Cade aprova sem restrições investimento da American Airlines na Azul

O acordo, desenhado no plano de reestruturação da Azul nos Estados Unidos.

Cade aprova sem restrições investimento da American Airlines na Azul
Cade aprova sem restrições investimento da American Airlines na Azul

Diego Felix-são Paulo, Sp (folhapress) - 01/08/2026 18:15:12 | Foto: Reprodução UOL - Avião da Azul

A Superintendência-Geral do Cade (Conselho Administrativo de Defesa Econômica) aprovou sem restrições os investimentos minoritários previstos pela American Airlines na Azul. Na decisão desta sexta-feira (31), a área técnica observou que a operação não apresenta riscos concorrenciais ao mercado aéreo brasileiro.

O acordo, desenhado no plano de reestruturação da Azul nos Estados Unidos, prevê que a companhia norte-americana realizará um investimento de US$ 100 milhões (R$ 508 milhões) na aérea brasileira.

Em troca, passará a deter 8,66% do capital social da Azul e terá direito a indicar um membro ao conselho de administração da Azul e outro para um comitê estratégico.

Além disso, as companhias também terão acordos comerciais conjuntos, como codeshare, quando uma empresa vende a passagem aérea e a companhia parceira opera o voo, e programas de milhagem e salas VIP compartilhados.

A aprovação se deu mesmo com a Superintendência-Geral entendendo que existem sobreposições relevantes em rotas operadas pelas companhias com destinos para Orlando e Miami saindo de São Paulo e Rio de Janeiro.

Um dos argumentos centrais utilizados para a liberação do acordo é que a Azul não é a principal rival da American Airlines. A companhia brasileira oferece voos para Miami a partir de Viracopos, e não de Guarulhos. Os dois aeroportos ficam a mais de 100 km de distância um do outro.

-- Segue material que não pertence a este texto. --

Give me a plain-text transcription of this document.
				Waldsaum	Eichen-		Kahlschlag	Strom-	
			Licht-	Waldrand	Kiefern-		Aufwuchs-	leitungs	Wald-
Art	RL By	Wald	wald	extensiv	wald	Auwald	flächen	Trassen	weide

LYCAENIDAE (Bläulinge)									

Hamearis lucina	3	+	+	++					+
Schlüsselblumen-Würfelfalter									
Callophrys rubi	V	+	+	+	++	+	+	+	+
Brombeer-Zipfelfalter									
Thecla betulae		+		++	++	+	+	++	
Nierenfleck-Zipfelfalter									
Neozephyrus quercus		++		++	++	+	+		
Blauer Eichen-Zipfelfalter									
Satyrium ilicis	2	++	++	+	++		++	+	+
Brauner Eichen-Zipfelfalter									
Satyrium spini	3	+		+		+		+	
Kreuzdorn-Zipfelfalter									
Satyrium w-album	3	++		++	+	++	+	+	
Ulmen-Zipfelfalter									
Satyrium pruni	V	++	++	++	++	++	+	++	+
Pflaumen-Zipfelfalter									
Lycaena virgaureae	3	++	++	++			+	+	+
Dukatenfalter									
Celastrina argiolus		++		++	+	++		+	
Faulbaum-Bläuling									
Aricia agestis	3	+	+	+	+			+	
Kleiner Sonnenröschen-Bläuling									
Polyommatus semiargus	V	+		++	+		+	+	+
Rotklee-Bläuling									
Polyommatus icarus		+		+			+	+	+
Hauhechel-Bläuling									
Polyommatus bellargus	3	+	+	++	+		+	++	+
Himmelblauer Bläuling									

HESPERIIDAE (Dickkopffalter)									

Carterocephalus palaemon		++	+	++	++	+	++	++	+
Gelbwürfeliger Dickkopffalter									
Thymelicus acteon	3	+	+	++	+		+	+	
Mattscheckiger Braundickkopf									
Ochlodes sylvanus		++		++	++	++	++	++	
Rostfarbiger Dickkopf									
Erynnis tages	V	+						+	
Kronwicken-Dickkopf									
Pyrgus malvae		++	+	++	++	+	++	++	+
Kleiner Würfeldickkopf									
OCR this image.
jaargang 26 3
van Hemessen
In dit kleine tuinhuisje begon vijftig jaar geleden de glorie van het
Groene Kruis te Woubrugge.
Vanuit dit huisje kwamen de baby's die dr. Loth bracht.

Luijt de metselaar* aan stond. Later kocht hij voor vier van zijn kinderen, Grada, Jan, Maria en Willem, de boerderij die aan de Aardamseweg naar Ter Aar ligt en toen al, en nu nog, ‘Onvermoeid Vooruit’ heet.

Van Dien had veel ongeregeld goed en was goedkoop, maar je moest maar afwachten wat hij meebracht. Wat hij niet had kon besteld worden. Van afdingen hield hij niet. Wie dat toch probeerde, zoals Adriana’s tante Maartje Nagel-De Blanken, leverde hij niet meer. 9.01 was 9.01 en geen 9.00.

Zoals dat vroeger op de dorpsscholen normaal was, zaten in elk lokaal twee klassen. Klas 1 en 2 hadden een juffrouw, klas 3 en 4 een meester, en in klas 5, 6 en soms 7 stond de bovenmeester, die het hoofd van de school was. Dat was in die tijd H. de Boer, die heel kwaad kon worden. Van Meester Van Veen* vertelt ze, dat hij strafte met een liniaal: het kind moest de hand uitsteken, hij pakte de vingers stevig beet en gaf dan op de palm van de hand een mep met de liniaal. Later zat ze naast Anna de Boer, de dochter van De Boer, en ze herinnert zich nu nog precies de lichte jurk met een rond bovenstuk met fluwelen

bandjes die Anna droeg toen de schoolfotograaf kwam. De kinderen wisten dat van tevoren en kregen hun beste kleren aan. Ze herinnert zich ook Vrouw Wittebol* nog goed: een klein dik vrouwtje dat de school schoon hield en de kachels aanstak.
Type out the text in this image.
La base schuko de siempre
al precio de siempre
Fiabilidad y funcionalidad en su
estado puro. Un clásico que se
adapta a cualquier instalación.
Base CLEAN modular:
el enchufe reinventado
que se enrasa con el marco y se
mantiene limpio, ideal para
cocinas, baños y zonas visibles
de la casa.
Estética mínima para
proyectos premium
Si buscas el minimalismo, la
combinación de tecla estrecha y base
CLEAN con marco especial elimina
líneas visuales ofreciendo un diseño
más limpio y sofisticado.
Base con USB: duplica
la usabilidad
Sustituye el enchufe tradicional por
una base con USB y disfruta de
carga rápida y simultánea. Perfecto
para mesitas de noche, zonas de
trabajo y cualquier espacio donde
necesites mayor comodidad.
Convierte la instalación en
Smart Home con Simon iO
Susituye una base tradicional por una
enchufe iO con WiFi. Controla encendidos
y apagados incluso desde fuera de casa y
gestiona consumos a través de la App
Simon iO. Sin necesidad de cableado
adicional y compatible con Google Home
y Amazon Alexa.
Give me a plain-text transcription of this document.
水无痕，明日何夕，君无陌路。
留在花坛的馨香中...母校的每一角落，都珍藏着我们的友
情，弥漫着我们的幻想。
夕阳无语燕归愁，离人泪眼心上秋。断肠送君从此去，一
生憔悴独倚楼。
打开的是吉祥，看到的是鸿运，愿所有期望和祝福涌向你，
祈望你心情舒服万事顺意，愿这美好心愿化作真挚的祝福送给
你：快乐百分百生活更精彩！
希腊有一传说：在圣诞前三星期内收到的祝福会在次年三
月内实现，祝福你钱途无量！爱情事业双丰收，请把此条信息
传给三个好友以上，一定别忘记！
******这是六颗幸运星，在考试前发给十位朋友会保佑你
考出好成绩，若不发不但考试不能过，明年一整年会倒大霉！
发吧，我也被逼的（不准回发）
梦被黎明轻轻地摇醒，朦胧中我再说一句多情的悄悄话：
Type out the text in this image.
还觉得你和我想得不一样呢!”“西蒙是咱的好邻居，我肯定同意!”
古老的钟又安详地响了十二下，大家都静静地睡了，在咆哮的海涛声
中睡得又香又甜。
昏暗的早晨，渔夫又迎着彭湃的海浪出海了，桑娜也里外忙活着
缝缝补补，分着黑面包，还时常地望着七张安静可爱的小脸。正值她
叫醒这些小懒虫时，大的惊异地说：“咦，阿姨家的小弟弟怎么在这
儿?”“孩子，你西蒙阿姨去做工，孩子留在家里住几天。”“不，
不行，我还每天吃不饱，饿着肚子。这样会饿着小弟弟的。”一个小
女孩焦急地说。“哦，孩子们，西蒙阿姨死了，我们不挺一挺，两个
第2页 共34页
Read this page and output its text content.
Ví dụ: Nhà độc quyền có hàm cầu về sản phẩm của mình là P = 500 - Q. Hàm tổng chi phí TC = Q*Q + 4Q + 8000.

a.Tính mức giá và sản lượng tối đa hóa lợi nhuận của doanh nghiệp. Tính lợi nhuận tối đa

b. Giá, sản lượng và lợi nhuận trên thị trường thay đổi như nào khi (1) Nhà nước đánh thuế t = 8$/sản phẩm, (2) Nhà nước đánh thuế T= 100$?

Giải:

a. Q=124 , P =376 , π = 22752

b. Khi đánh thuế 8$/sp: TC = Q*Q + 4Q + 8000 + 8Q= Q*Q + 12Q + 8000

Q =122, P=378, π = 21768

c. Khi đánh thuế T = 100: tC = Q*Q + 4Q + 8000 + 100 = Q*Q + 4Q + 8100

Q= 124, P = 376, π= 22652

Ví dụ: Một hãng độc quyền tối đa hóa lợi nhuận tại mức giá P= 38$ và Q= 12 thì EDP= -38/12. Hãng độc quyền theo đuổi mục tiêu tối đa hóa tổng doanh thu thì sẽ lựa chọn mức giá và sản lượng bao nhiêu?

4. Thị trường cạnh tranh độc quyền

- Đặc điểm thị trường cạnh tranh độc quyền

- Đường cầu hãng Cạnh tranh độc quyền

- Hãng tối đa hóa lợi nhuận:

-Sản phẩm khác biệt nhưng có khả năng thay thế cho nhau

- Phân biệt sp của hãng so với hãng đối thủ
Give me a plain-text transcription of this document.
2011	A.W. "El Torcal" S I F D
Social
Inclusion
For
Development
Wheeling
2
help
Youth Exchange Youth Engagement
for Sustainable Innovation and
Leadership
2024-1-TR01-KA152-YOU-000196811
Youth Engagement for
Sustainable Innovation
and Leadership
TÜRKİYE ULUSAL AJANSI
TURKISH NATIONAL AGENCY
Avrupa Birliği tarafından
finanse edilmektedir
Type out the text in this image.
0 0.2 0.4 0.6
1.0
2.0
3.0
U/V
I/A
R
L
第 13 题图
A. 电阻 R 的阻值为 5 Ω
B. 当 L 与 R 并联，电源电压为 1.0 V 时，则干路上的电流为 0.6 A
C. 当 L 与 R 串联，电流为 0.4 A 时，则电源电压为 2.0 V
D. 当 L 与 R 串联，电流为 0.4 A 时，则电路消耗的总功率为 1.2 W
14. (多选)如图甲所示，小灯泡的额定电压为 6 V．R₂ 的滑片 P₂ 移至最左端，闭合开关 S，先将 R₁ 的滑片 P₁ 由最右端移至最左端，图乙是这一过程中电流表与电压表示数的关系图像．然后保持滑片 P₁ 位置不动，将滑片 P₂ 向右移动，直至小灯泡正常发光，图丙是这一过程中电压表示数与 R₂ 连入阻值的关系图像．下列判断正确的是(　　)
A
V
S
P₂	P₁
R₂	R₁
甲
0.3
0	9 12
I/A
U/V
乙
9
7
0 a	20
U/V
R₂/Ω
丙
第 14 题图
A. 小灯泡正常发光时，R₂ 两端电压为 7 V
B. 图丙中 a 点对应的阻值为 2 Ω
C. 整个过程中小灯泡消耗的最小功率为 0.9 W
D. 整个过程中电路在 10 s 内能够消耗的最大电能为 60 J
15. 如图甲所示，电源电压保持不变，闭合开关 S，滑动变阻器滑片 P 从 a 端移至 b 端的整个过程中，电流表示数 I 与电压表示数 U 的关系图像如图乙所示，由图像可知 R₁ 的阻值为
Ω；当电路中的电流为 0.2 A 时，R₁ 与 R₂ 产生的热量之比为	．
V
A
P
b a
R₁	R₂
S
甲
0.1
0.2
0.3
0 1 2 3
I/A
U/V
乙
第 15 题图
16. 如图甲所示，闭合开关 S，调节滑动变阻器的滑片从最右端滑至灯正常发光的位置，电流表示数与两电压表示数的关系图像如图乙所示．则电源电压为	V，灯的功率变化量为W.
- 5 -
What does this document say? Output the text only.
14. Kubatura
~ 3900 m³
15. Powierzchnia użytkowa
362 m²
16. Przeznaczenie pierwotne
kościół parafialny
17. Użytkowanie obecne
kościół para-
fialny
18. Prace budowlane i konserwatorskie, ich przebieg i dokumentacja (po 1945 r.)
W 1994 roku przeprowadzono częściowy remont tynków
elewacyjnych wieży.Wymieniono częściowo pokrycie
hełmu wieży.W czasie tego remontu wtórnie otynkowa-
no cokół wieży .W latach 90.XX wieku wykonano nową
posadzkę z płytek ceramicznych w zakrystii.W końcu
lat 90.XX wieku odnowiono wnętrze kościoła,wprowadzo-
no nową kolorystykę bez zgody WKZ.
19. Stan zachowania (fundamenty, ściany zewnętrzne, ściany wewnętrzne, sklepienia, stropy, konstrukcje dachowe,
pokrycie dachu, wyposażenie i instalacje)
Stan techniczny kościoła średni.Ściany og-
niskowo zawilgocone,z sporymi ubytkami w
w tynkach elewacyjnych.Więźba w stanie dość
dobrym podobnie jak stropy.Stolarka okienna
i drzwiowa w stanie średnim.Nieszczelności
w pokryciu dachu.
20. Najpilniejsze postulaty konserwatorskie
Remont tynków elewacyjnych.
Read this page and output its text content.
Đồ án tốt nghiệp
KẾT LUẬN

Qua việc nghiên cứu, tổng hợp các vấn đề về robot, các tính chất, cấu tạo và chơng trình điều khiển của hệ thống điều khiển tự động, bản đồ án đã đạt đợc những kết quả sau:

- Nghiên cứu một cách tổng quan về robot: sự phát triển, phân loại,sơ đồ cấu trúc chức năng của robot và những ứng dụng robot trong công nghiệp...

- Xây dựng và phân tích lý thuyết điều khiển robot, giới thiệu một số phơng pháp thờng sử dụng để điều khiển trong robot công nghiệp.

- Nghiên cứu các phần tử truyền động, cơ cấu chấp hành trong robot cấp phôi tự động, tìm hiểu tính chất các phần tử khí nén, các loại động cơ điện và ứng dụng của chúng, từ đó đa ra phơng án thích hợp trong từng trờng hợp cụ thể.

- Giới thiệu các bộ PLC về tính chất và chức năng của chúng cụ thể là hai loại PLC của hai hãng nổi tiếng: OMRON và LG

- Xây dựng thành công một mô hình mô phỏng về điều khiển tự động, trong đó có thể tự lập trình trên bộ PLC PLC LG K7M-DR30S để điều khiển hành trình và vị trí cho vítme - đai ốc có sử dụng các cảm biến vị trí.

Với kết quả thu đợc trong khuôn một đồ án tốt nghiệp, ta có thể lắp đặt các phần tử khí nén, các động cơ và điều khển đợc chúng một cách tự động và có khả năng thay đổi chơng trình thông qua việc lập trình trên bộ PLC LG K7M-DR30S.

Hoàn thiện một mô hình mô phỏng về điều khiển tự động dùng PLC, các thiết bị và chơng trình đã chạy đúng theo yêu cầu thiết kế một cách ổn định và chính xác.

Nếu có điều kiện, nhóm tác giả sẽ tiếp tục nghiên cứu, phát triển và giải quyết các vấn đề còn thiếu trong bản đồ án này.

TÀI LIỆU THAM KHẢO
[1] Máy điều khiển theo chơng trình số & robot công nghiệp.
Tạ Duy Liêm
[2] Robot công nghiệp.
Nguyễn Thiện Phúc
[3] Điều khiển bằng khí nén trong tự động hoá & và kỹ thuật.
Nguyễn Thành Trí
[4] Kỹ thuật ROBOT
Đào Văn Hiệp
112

Além disso, pesa a avaliação de que um eventual aumento de preços pela American Airlines nos trechos saindo de Guarulhos desviaria a demanda para a Latam, que opera no mesmo terminal. Dessa forma, a Azul não seria diretamente beneficiada, por exemplo.

O órgão também afirma que as duas companhias adotam salvaguardas para operar de maneira complementar e mutuamente reforçada, estabelecendo camadas de proteção que impediriam acesso indevido ou troca de informações concorrencialmente sensíveis.

"Entre essas medidas protetivas destaca-se, por exemplo, a elaboração e circulação prévia das pautas das reuniões do Conselho de Administração e do Comitê Estratégico –procedimento que permite a identificação antecipada de matérias potencialmente sensíveis ou suscetíveis de gerar conflitos de interesse, possibilitando que aqueles com interesses conflitantes se abstenham previamente de participar das respectivas discussões e deliberações", afirma o parecer.

A Abra, holding que controla a Gol e a Avianca, que atuou como terceira interessada no assunto, chegou a alertar o Cade de que o acordo poderia redirecionar o fluxo de conexões da American Airlines para a Azul.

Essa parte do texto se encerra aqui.